In 1933 he was appointed permanent conductor of the Scottish Orchestra, remaining in that position for three seasons. At the same time he was the conductor of the Leeds Symphony Orchestra, and guest-conducted several orchestras at home and abroad. During the 1936-1937 season he accepted a ten-week position as guest conductor of the New York Philharmonic. This led to an invitation to assume the principal conductorship of that orchestra, in which capacity he succeeded Arturo Toscanini. Barbirolli remained with the Philharmonic through 1942. During his tenure in New York, he gave the world premieres of the Violin Concerto and the Sinfonia da Requiem of Benjamin Britten, then resident in New York. While in the United States, Barbirolli also appeared with various American and Canadian orchestras.
Barbirolli was never a favorite of the New York critics during his time with the Philharmonic, and many audience members wanted something more flamboyant than his objective approach. And his relationship with the members of the orchestra wasn't always harmonious; but he had the support of Arthur Judson, the orchestra's manager, who especially appreciated the fact that the conductor tended to work well with guest soloists, whose performances were a major source of prestige for the orchestra. He was reportedly offered a new contract at the end of his fifth year, but to accept would have required him to take American citizenship, something he was unwilling to do with England locked in the midst of a battle for survival. He returned to England in 1943 and began his long tenure as conductor of the Hallé Orchestra in Manchester, which he ultimately transformed into a world class ensemble rivaling the London Symphony Orchestra and the London Philharmonic, as well as such postwar ensembles as the Royal Philharmonic and the Philharmonia; in 1958 he reduced the number of yearly concerts he performed with them when he took the title "Conductor-in-Chief," and in 1968 he retired from the Hallé with the title "Conductor Laureate for Life ."
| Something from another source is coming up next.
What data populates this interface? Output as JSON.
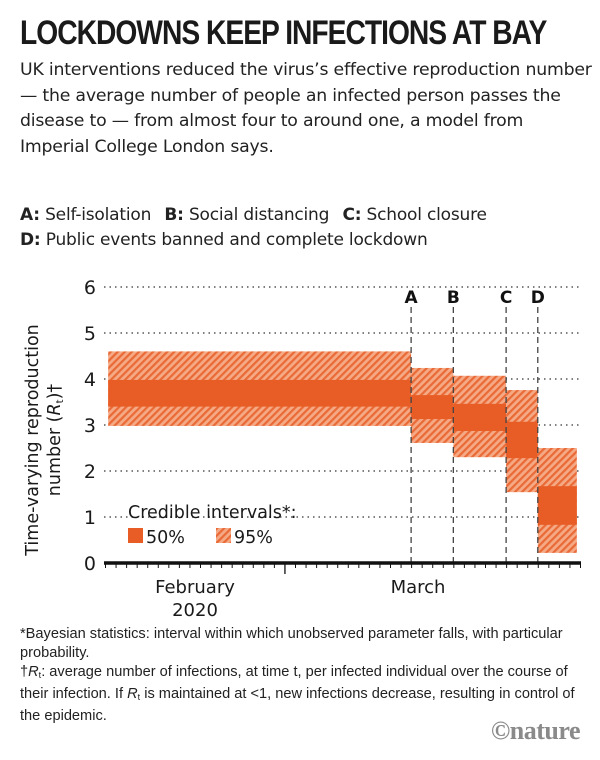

Meanwhile, he had returned to America; recruited by the Houston Symphony Orchestra's indefatigable patroness Ima Hogg to succeed Leopold Stokowski, he became their conductor from 1961-1967. The 1960s were also marked by many guest and touring appearances with the Philharmonia Orchestra, the BBC Symphony Orchestra, and the Hallé. He was knighted in 1949 and was made a Companion of Honour in 1969.
His repertoire centered on the late Romantic era, and on British composers Elgar, Vaughan Williams, and Delius; he led the first performances of Vaughan Williams' Symphony No. 7 and Symphony No. 8 ;the composer also bestowed the nickname "Glorious John" upon the conductor. Aside from the music of Britten, he showed little interest in music of modern tendencies; late in his career, though, he developed a particular affinity for Gustav Mahler. Barbirolli left a notable recorded legacy that extends well into the stereo LP era.